O diretor de Relações Institucionais e Sustentabilidade da Vale, Walter Cover, disse hoje (14) que "as ações  promovidas pelos militantes ligados ao Movimento dos Trabalhadores Rurais Sem Terra (MST), com o apoio de um grupo de garimpeiros, foram atos de sabotagem muito bem organizados, precedidos de atos de vandalismo". Ele se referia à interrupção do tráfego da estrada de ferro Carajás, em Parauapebas, no Pará, na tarde de ontem (13). A invasão foi a décima-primeira em um espaço de treze meses, segundo a empresa.

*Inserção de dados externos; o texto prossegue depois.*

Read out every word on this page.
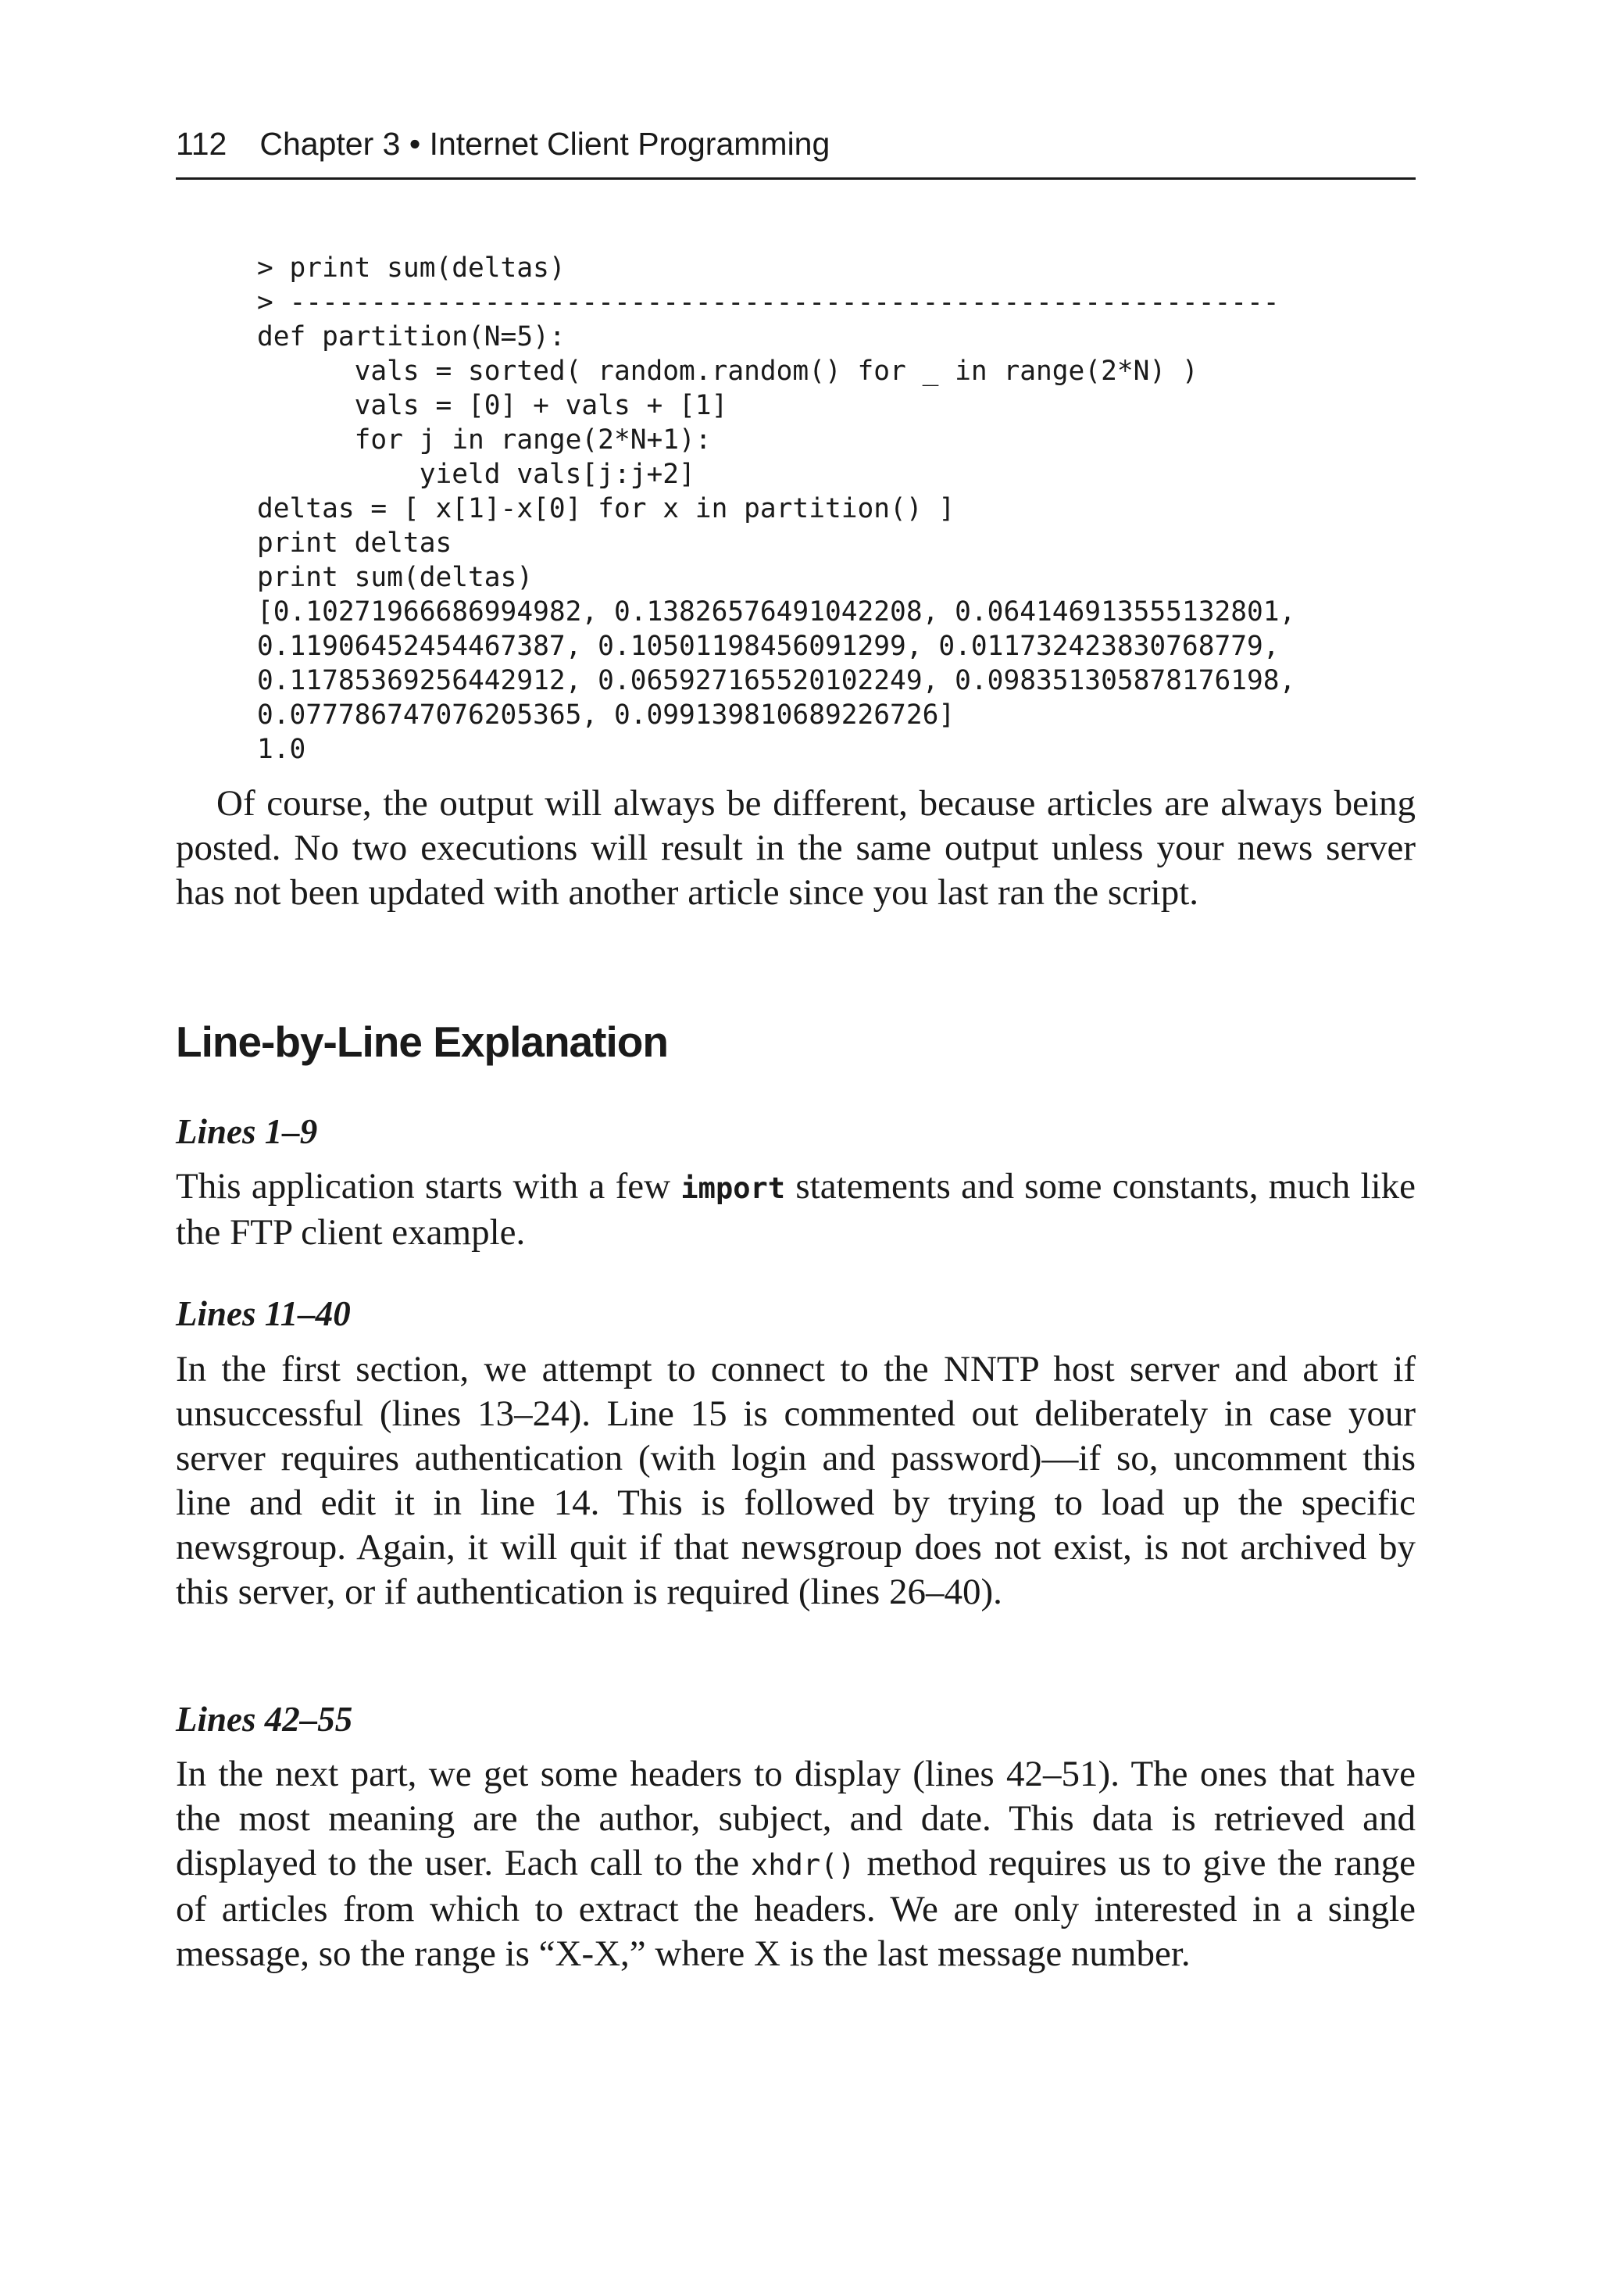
112 Chapter 3 • Internet Client Programming
> print sum(deltas)
> -------------------------------------------------------------
def partition(N=5):
vals = sorted( random.random() for _ in range(2*N) )
vals = [0] + vals + [1]
for j in range(2*N+1):
yield vals[j:j+2]
deltas = [ x[1]-x[0] for x in partition() ]
print deltas
print sum(deltas)
[0.10271966686994982, 0.13826576491042208, 0.064146913555132801,
0.11906452454467387, 0.10501198456091299, 0.011732423830768779,
0.11785369256442912, 0.065927165520102249, 0.098351305878176198,
0.077786747076205365, 0.099139810689226726]
1.0

Of course, the output will always be different, because articles are always being posted. No two executions will result in the same output unless your news server has not been updated with another article since you last ran the script.

Line-by-Line Explanation
Lines 1–9

This application starts with a few import statements and some constants, much like the FTP client example.

Lines 11–40

In the first section, we attempt to connect to the NNTP host server and abort if unsuccessful (lines 13–24). Line 15 is commented out deliberately in case your server requires authentication (with login and password)—if so, uncomment this line and edit it in line 14. This is followed by trying to load up the specific newsgroup. Again, it will quit if that newsgroup does not exist, is not archived by this server, or if authentication is required (lines 26–40).

Lines 42–55

In the next part, we get some headers to display (lines 42–51). The ones that have the most meaning are the author, subject, and date. This data is retrieved and displayed to the user. Each call to the xhdr() method requires us to give the range of articles from which to extract the headers. We are only interested in a single message, so the range is “X-X,” where X is the last message number.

As acusações ao MST foram feitas em entrevista coletiva dada hoje (14), no Rio de Janeiro. Walter Cover disse que as ações danificaram e interromperam o tráfego de locomotivas na região desde as 13h de ontem, que inviabilizaram o tráfego da ferrovia, também o único meio de transporte disponível para os trabalhadores de 23 municípios do Pará e do Maranhão. Segundo o diretor, "os integrantes do MST deram um passo à frente nas ações contra a mineradora,.que inviabilizaram o tráfego da ferrovia".

Segundo nota Vale, divulgada durante a coletiva, "entre outros atos de vandalismo, os invasores retiraram 1.200 grampos que fixam os trilhos ao solo, em um trecho de mais de 200 metros de extensão; cortaram os cabos de fibra óptica que passam pelos trilhos, interrompendo a comunicação via celular de Carajás; atearam fogos em pneus sobre os trilhos, danificando mais de 300 dormentes; e usaram um macaco hidráulico para levantar os trilhos, comprometendo a sustentação da linha".

Com a paralisação da Estrada de ferro Carajás, deixam de ser transportadas, por dia, 1.300 pessoas, que têm no trem de passageiros o único meio de transporte entre os dois estados. Além disto, deixaram de ser transportadas, no período, 285 mil toneladas de minério de ferro. “Estimativas preliminares dão conta de que serão necessárias mais de 100 horas-homem de trabalho para reparar os danos provocados pelos invasores”, informou o executivo da Vale.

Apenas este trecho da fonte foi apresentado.